Why trees are important

BY: KERRY DWYER

In Business, Environment8 Minutes

At this time of year tree planting is being planned, for shelter belts on farms as well as woodlots. Driving north from Oamaru around the Canterbury Plains, I have been impressed with the amount of trees cleared from farms in the past few years. Some of that has been woodlots but the bulk has been shelter belts planted over many years. This has often been driven by the instalment of spray irrigation systems to replace border-dyking and to extend irrigated area. I say impressed because this has involved huge man and machinery input, working steadily away at clearing the landscape, beaverish in scale.

I don’t profess to be a tree hugger but we have planted a lot of trees on our farm over the past 30 years, for the following reasons:

Wind shelter – trees slow evaporation for a distance of up to 20 times the tree height on the leeward side of the trees. Lower evaporation promotes pasture growth, to the extent that I have measured more than double pasture yields in the shelter zone as against beyond the shelter zone of windbreaks. Irrigation is more effective in shelter than when the nor’west is rolling down the plains.

Stock shelter – there are five basic requirements that should be provided to livestock, one being the provision of shelter matching the requirements of the animals we tend. While cattle have a lower critical temperature of around minus 15deg that relates to cattle with a winter coat and a full stomach to generate heat, so providing some windbreak allows for happy cows that put energy into production rather than staying warm. Cattle prefer to sit in shelter from the wind when possible, and calf rearing is far easier in the shelter of a tree stand than in open paddocks. Shelter belts save many new born lambs if they are well sited and provide sufficient coverage.
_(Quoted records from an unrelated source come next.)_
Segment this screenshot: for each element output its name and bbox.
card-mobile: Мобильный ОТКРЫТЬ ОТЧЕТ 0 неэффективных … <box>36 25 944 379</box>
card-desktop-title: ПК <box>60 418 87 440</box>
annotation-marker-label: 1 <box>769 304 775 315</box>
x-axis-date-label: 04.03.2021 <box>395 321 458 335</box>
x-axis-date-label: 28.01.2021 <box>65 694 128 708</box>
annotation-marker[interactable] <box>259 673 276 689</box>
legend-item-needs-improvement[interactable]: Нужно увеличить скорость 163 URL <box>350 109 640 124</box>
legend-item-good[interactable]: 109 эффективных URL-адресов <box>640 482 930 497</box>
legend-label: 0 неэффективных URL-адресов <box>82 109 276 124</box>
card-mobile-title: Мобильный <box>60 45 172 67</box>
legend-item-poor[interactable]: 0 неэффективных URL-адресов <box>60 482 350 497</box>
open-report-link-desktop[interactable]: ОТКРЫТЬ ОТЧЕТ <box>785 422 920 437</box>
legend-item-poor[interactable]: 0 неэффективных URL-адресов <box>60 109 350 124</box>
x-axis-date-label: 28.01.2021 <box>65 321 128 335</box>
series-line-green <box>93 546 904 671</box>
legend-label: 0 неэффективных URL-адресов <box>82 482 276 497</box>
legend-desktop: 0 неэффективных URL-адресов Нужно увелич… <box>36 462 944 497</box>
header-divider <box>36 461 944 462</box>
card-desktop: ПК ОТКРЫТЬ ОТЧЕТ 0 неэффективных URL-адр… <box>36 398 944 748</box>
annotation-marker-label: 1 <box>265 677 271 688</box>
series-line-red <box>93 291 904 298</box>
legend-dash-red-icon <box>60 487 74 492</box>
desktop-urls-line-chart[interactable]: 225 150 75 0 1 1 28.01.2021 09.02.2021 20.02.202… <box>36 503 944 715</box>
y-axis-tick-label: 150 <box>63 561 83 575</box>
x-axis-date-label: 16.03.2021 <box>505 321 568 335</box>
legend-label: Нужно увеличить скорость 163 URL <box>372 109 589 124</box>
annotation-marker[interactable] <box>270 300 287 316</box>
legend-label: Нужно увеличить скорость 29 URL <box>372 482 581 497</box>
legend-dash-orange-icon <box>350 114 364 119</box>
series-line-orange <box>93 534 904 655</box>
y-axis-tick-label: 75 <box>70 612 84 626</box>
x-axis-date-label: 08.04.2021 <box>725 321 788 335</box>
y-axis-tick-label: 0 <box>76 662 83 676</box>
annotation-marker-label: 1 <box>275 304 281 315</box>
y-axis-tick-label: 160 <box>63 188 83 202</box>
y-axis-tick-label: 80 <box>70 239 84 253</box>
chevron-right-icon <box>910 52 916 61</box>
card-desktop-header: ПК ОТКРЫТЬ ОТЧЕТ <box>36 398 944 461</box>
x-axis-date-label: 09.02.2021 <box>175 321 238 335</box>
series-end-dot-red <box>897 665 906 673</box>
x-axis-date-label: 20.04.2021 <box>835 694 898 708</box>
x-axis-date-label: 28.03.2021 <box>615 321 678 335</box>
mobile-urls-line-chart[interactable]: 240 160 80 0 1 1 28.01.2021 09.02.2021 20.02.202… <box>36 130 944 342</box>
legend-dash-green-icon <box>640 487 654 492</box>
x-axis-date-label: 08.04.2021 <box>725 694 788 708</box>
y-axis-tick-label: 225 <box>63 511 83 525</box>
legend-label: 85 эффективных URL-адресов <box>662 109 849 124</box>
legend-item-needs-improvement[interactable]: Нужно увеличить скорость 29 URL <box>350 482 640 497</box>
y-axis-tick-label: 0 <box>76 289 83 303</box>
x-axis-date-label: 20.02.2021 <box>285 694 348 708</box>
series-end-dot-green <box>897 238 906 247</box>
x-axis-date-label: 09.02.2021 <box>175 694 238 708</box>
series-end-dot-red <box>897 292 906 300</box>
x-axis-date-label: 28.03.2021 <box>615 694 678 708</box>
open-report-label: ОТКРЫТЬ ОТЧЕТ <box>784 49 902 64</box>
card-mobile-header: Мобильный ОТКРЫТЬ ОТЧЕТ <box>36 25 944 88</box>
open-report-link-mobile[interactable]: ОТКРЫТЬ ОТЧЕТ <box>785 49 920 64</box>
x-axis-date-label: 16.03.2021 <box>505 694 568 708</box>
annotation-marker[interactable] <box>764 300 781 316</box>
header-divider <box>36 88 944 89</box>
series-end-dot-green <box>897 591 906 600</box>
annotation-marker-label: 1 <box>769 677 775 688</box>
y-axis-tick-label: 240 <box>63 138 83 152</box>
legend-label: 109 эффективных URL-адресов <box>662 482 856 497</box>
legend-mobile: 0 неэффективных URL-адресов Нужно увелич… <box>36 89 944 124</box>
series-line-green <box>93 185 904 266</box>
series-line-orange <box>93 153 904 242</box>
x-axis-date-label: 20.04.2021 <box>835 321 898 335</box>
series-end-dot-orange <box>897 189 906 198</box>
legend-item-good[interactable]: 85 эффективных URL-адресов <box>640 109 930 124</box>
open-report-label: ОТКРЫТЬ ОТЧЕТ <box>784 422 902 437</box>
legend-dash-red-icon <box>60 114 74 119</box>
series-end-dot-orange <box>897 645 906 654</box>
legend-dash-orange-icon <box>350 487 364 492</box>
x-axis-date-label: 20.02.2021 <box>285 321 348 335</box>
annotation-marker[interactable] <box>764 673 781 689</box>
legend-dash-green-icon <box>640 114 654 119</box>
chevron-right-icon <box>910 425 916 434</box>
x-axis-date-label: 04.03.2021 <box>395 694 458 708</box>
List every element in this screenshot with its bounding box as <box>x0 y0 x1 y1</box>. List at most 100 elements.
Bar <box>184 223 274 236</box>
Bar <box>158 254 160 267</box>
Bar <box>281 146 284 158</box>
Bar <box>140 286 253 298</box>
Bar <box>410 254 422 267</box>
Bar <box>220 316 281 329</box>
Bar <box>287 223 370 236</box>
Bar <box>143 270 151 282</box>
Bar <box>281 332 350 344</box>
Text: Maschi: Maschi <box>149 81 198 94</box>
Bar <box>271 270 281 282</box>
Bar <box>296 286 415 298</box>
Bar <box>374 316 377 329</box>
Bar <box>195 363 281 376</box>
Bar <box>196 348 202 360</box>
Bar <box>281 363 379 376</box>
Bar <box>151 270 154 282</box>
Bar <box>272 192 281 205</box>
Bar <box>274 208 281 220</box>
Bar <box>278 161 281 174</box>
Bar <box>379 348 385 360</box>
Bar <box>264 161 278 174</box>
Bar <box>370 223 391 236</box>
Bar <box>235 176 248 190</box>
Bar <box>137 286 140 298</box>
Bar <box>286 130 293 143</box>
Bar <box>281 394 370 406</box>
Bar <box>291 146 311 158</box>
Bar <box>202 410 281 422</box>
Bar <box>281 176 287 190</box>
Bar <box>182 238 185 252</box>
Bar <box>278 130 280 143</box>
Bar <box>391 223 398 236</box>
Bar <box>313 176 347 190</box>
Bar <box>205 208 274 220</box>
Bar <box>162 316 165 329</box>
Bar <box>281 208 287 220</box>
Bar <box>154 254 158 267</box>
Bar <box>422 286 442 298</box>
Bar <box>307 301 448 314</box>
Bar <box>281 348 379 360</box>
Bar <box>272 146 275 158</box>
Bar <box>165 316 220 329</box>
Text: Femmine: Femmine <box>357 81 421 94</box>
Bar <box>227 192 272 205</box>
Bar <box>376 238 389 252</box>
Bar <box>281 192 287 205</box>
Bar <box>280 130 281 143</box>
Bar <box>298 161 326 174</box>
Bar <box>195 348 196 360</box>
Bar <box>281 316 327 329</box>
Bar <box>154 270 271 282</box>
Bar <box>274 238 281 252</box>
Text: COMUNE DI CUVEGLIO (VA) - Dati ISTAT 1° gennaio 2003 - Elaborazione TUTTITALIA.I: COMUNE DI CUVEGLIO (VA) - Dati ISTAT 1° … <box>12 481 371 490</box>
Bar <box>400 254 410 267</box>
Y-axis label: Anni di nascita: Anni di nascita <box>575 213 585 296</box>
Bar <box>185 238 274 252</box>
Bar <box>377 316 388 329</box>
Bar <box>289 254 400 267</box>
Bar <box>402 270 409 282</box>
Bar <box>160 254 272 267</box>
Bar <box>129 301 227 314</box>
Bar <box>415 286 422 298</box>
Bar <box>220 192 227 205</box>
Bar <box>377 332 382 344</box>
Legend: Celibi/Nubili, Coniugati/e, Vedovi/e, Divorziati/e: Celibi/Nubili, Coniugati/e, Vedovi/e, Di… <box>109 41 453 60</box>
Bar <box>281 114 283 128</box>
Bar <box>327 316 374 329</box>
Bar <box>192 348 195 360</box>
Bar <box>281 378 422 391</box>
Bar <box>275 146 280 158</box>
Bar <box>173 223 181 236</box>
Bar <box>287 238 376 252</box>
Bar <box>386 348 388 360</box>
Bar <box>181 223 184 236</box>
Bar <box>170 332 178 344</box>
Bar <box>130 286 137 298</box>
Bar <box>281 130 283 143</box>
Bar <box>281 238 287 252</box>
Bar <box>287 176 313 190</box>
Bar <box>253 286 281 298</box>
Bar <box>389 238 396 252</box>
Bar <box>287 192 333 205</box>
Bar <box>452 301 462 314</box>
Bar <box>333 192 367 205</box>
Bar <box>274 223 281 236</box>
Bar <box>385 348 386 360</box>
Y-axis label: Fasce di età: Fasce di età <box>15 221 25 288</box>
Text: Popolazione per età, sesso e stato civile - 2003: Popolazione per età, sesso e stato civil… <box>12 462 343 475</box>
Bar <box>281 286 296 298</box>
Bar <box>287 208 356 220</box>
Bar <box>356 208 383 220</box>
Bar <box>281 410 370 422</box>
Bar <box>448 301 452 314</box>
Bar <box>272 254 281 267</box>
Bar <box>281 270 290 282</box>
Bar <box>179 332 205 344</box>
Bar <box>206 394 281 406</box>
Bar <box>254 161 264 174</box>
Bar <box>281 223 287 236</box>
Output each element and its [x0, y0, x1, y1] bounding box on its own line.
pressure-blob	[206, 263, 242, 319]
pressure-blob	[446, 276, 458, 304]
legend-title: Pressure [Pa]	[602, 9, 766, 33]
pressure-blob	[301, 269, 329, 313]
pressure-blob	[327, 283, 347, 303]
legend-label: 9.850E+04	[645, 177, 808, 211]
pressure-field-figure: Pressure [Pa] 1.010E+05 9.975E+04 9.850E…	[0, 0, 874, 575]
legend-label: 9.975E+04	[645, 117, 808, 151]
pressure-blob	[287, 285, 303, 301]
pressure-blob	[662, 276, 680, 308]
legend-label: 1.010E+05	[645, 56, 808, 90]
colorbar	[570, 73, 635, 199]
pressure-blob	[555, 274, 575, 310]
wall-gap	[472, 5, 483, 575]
Stock shade – cattle have an upper critical temperature of about 25deg, so if the temperature goes over that they will seek shade to cool themselves. On a hot day sheep and cattle will sit in the shade whenever possible.

Landscape and aesthetic value – just like animals, people like to sit in the shade, to be out of the wind, and to see trees in their landscape.

Birds and bees – planting a variety of species give greater biodiversity on any farm, which helps us all. It is a pleasure to see tui and kereru outside their normal forest environment. And bees benefit us and them in pollination.

Privacy – as I drive along SH1 I think that farms might be the only workplace open to public viewing in this country. It may be nice for the public to see some animals and crops, but that is not all they see as they speed by at 100km/hour, so their attitudes to agriculture are formed by what they observe. Agriculture might have a better image if the public could not view everything inside our boundaries.

Biosecurity – having a double fence and a shelter belt around farm boundaries is sensible biosecurity, if it keeps stock from moving between properties. We initially did this to keep sheep lice coming from a neighbour, and then to keep bulls from getting with our heifers. In the time of having M bovis the double fenced shelter belts were a real asset in dealing with the disease both within our farm and with neighbours. I recall visiting a farm in North Canterbury, of about 2000ha, that had double fenced the entire boundary to stop footrot from neighbour’s sheep. That farmer may have been an extremist but he certainly had animal welfare and economic benefit in mind to invest to that level.

Riparian protection – fencing off waterways has been to the fore in recent years, but it has always been good management to protect water as well as stock. Keeping water sources clean is good for farmer’s own stock as well as the rest of the country. Fencing off dams and siphoning water into troughs can provide clean water all year, and is better than providing poor quality water as dams empty in a hot summer. Pulling bogged cattle out of dams is not good for man or beast.

Timber and firewood – much of the tree felling I referred to above has given timber for milling or firewood to the farmers involved. While the quality of the timber is variable it has still covered costs or more of the clearing process. The initial investment was made many years ago so it might be good karma to provide the same investment for future generations.

Carbon credits – legislation infers that 10,000 trees grown in a rectangular block sequester carbon while 10,000 trees grown in a single row do not, but at some stage the measuring systems and legislation must agree that a tree is able to lock in carbon equally well in both situations.

Asset value – a very astute farmer told me about 40 years ago that planting trees increased land value, whether they be shelter belts or woodlots. He observed that prospective buyers would pay more for farms with trees, because those farms gave a better first impression and appearance of being loved than the bare ones. I have seen this to be true, even if the buyers then cut all the trees down and do not replace them.

Over the past 30 years we have planted at least one row or group of trees every year on our farm. The cost has been spread over the years and the benefit compounds in all the above areas. Planting trees is probably the easy part because by far the major costs are in fencing, seedlings and getting them to survive. We have done all the steps ourselves including growing trees from seed or cuttings. And we have planted a variety of trees and shrubs which gets more exciting as primary shelter grows and allows diversification into fruit and flowering species to thrive in their shelter. There are many affordable ways to the process but every journey starts with one step.

Kerry Dwyer is a North Otago farmer and farm consultant.